Oil derricks are silhouetted against the rising sun at an oilfield in the Baku October 16,
REUTERS/DAVID MDZINARISHVILI

Talk of a production cap to stabilize oil prices seems like a distant memory now, as Iran continues ramping up post-sanctions production and Saudi Arabia cuts oil prices to Europe to compete.

“In an email sent to customers, state oil company Saudi Aramco said it had cut its light crude prices by 35 cents a barrel to northwest Europe and by 10 cents a barrel to the Mediterranean for July deliveries,” the Wall Street Journal reports.

Normally, growing demand would bring prices up at this time of year, but the latest OPEC effort to organize a production cap fell apart last week. As in the past, Iran’s refusal to cap production was a major factor. Saudi Arabia’s regional rivalry with Iran means they aren’t about to scale back and let Tehran seize market share.

The WSJ reports that Iranian oil shipments to Europe have reached 400,000 barrels a day, on track to hit 700,000 within a few months, following deals with Greek, French, and Italian refining companies. That will bring Iran close to Saudi Arabia’s European exports of 800,000 barrels per day.

A price war is breaking out, and the Iranians are planning to fight a very aggressive war. They are predicting a victory against the Saudis because the Kingdom’s economy is much more dependent on oil than Iran’s. The Saudis are aware of this, which is why they have embarked on a major reform initiative to harden their economy, but it will take time to implement fully.

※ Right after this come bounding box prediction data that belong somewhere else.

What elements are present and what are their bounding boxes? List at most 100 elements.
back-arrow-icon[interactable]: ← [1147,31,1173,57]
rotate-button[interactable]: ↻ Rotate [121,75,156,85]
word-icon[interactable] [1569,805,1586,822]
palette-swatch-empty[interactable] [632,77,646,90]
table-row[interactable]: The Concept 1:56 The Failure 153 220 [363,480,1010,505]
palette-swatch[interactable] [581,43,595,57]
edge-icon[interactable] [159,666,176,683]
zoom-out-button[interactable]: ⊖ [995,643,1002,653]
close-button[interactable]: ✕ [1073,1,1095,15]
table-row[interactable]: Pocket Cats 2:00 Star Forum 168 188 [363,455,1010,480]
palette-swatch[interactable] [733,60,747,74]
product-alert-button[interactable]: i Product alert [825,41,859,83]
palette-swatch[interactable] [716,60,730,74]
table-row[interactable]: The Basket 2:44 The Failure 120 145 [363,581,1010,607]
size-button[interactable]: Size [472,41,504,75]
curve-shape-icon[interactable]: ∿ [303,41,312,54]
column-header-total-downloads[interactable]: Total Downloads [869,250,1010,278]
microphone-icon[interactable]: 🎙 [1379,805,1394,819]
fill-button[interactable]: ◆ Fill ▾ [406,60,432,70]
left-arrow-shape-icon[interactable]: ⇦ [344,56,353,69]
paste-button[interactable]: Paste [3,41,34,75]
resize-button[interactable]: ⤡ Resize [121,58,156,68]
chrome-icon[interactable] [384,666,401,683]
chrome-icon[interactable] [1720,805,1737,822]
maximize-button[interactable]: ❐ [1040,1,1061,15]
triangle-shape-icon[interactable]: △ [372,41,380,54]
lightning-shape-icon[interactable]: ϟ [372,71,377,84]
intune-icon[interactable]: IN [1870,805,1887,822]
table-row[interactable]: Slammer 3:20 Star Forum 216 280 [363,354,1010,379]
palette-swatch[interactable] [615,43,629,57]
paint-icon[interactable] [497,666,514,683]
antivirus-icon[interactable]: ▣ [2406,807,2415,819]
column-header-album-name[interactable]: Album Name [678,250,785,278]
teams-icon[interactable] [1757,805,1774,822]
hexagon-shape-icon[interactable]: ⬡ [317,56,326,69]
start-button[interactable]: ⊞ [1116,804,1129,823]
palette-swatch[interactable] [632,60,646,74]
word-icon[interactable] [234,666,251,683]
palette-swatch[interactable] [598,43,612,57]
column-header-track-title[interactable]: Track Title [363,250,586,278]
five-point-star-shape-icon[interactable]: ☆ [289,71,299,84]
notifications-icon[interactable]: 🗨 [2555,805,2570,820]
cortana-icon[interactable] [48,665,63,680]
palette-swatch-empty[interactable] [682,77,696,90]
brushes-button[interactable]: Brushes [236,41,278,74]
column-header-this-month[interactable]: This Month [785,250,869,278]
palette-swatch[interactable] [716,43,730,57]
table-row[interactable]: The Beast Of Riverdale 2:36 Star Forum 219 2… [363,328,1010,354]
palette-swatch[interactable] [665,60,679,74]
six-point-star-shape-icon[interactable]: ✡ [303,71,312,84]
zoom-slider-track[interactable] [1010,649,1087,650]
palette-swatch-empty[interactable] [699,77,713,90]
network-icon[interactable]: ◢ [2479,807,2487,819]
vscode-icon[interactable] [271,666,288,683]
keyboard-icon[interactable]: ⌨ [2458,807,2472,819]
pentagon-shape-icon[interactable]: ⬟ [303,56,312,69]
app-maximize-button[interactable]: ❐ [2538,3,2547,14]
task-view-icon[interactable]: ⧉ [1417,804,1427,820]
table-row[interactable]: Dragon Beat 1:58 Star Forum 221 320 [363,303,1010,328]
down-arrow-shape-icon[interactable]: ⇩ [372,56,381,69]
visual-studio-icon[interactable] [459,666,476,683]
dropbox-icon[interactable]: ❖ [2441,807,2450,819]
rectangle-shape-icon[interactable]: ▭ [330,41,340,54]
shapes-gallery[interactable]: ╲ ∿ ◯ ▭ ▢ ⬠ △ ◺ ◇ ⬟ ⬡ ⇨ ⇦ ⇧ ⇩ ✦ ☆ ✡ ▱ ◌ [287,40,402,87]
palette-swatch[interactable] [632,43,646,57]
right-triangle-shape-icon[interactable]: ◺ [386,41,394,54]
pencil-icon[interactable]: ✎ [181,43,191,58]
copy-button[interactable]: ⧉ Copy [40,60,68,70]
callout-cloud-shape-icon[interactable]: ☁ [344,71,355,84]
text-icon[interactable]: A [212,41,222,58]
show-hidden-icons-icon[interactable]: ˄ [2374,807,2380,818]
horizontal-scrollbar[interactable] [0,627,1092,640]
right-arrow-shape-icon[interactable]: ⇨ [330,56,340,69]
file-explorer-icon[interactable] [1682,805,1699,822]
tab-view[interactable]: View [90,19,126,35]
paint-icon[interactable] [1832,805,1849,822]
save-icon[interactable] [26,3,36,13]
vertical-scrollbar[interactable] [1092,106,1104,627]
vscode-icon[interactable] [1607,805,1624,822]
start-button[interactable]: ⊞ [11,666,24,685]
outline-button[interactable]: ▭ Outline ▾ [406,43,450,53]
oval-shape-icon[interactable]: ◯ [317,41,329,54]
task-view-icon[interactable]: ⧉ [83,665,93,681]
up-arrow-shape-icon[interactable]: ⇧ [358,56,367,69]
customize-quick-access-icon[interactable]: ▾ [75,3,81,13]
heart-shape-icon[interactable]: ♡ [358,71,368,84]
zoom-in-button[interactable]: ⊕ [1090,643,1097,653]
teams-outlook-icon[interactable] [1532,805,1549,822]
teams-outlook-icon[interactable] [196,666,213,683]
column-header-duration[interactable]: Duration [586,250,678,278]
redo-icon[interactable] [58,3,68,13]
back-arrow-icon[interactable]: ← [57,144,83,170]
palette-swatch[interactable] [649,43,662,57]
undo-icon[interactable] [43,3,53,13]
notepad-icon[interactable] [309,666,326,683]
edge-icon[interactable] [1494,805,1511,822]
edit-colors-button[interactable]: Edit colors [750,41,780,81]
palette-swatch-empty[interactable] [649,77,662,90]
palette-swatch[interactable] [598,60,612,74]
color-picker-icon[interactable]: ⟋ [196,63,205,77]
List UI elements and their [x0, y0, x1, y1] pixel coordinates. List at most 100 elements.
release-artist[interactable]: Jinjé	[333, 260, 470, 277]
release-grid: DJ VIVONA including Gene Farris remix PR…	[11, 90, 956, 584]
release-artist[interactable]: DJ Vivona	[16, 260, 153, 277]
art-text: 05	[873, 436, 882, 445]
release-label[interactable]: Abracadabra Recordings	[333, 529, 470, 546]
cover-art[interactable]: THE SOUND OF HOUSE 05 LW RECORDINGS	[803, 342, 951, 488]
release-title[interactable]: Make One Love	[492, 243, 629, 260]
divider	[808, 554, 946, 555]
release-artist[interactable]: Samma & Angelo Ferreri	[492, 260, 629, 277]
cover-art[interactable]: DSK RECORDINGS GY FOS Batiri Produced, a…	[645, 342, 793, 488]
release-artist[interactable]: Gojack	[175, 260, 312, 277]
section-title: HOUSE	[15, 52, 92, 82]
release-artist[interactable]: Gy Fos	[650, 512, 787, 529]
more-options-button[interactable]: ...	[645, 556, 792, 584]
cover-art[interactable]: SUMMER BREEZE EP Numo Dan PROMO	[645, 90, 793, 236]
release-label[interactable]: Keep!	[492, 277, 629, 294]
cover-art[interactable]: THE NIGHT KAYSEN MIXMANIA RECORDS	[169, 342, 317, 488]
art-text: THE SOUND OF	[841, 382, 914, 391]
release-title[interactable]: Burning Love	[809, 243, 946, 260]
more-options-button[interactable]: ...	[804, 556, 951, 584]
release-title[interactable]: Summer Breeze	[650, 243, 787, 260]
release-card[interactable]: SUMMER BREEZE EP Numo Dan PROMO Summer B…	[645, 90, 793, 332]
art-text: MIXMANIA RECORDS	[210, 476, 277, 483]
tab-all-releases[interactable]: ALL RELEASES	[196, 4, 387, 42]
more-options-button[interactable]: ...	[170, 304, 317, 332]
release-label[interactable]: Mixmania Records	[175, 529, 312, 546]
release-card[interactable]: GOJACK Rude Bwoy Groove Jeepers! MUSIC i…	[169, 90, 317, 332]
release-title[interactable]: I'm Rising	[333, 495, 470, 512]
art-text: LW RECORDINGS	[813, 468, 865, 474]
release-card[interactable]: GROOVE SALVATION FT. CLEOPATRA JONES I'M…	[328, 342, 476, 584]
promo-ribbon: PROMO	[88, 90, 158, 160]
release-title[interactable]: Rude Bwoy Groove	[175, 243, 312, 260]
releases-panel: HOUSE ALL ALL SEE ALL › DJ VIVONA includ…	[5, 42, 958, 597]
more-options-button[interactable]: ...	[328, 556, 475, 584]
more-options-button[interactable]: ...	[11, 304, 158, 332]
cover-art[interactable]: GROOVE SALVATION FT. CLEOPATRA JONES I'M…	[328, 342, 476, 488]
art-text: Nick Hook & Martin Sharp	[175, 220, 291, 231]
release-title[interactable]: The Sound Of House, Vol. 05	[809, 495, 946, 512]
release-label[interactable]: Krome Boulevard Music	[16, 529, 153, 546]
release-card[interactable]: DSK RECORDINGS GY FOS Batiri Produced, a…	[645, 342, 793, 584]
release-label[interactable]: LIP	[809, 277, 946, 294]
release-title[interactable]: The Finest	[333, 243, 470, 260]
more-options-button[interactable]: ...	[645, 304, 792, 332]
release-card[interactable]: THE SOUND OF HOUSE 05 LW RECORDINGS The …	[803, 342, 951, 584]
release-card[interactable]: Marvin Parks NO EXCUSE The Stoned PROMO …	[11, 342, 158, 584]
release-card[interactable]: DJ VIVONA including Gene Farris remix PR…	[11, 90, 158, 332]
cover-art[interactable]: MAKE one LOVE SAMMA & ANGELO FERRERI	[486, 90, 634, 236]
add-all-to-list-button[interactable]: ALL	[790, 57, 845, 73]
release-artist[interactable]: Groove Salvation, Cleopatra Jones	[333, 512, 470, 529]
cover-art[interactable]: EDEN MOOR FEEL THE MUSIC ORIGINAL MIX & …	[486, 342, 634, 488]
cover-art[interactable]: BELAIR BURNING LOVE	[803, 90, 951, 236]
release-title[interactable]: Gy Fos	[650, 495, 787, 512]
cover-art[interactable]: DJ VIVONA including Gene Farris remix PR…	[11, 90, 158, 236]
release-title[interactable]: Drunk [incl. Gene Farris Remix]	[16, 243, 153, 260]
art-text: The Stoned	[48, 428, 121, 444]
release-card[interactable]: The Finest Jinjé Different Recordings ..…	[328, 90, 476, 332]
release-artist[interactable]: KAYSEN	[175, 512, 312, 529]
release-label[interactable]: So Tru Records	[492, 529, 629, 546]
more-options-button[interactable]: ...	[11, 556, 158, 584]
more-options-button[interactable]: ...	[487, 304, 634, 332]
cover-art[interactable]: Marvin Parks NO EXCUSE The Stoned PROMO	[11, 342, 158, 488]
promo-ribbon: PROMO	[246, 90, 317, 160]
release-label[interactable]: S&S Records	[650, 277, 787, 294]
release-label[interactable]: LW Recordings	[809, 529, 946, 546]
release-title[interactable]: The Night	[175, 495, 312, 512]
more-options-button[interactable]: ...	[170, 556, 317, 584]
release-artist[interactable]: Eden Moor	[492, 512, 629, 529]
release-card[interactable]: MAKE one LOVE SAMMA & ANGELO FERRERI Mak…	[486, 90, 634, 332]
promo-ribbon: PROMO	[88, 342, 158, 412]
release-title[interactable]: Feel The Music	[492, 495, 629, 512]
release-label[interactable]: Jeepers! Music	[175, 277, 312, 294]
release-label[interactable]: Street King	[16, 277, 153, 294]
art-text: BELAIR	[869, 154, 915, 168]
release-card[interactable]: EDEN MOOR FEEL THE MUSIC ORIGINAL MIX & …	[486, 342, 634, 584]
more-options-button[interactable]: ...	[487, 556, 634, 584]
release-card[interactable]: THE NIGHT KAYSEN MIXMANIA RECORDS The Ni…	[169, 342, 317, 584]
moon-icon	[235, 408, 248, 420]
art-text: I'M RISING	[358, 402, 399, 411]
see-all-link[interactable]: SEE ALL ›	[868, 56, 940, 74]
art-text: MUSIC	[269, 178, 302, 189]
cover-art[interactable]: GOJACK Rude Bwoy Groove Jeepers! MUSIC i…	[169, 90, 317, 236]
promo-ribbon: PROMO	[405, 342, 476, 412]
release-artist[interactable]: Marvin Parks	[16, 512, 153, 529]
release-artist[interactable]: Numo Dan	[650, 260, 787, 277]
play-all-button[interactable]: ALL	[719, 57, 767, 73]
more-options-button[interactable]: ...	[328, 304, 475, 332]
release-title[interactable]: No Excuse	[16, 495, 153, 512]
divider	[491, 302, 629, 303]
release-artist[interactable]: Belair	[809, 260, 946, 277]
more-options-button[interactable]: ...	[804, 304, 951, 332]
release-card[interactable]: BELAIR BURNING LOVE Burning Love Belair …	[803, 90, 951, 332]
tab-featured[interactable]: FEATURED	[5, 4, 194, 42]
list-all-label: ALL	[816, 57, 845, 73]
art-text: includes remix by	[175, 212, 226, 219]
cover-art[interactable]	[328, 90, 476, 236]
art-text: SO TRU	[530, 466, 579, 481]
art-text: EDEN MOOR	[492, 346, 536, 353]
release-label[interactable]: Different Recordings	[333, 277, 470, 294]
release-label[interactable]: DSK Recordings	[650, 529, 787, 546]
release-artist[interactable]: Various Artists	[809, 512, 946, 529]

Panos Mourdoukoutas at Forbes thought Saudi Arabia did fairly well in the first round of oil price combat, but now Iran might be gaining the upper hand. The Saudis pretty clearly wanted oil prices to increase, to drive up the value of their national oil company Aramco before its first planned offering of public stock, which is supposed to provide a tsunami of funds for the Saudi project to transform their economy.

Instead, Iran’s refusal to cap production spoiled the Saudis’ plans for OPEC to arrange such a cap, so prices are falling instead of rising.

“Simply put, Iran would like lower oil prices between now and the day Aramco makes its market debut,” writes Mourdoukoutas. “That’s why it has undermined recent OPEC meetings, in my opinion.”

Iran is also using discounts to its customers in Asia, where it has always been able to sell oil, as a weapon in its post-sanctions price war strategy.

With these discounts, Iran is “undercutting Saudi and Iraqi prices to levels not seen since 2007-2008,” writes Seeking Alpha, which wonders if Iran has gained the “upper hand” in the oil battle, by virtue of being better able to endure the pain of reduced oil income.

Everyone else will have front-row seats to the title fight between Saudi Arabia and Iran. “Once Nigeria, Libya and Canada resume pumping at their normal levels, the effects of the struggle between Iran and Saudi Arabia will be felt. If both increase production, the world will be awash with oil, pulling prices back to the mid $30/barrel levels,” Seeking Alpha anticipates.

Oil strategist Julian Lee suggests a radical strategy for Saudi Arabia at Bloomberg News: Allow large-scale foreign investment in its oil industry, rather than merely selling stock in Aramco for quick cash.

“Letting overseas oil companies from ExxonMobil to China’s CNPC invest directly in exploration or production in the kingdom would ensure that the diminished pot of investment capital is put to the most efficient use — and diverted away from rivals like Iran,” proposes Lee.

Lee acknowledges that such policies are difficult for nationalized oil companies to embrace, although Mexico and Venezuela have opened their oil industries to outside investment — a process interrupted in the latter case when Venezuela came down with a terminal case of socialism. Iran, too, has benefited from foreign investment, helping it create the very infrastructure it is now using so effectively as a weapon against the Saudis.

Give Tehran its due: They seem to have anticipated the results of Barack Obama’s nuclear deal far more clearly than anyone in the administration, the governments of Europe, or the Saudi monarchy. Unless, of course, one of the hidden goals of the nuclear deal was always weakening Saudi Arabia and inflating Iran to the status of regional super-power.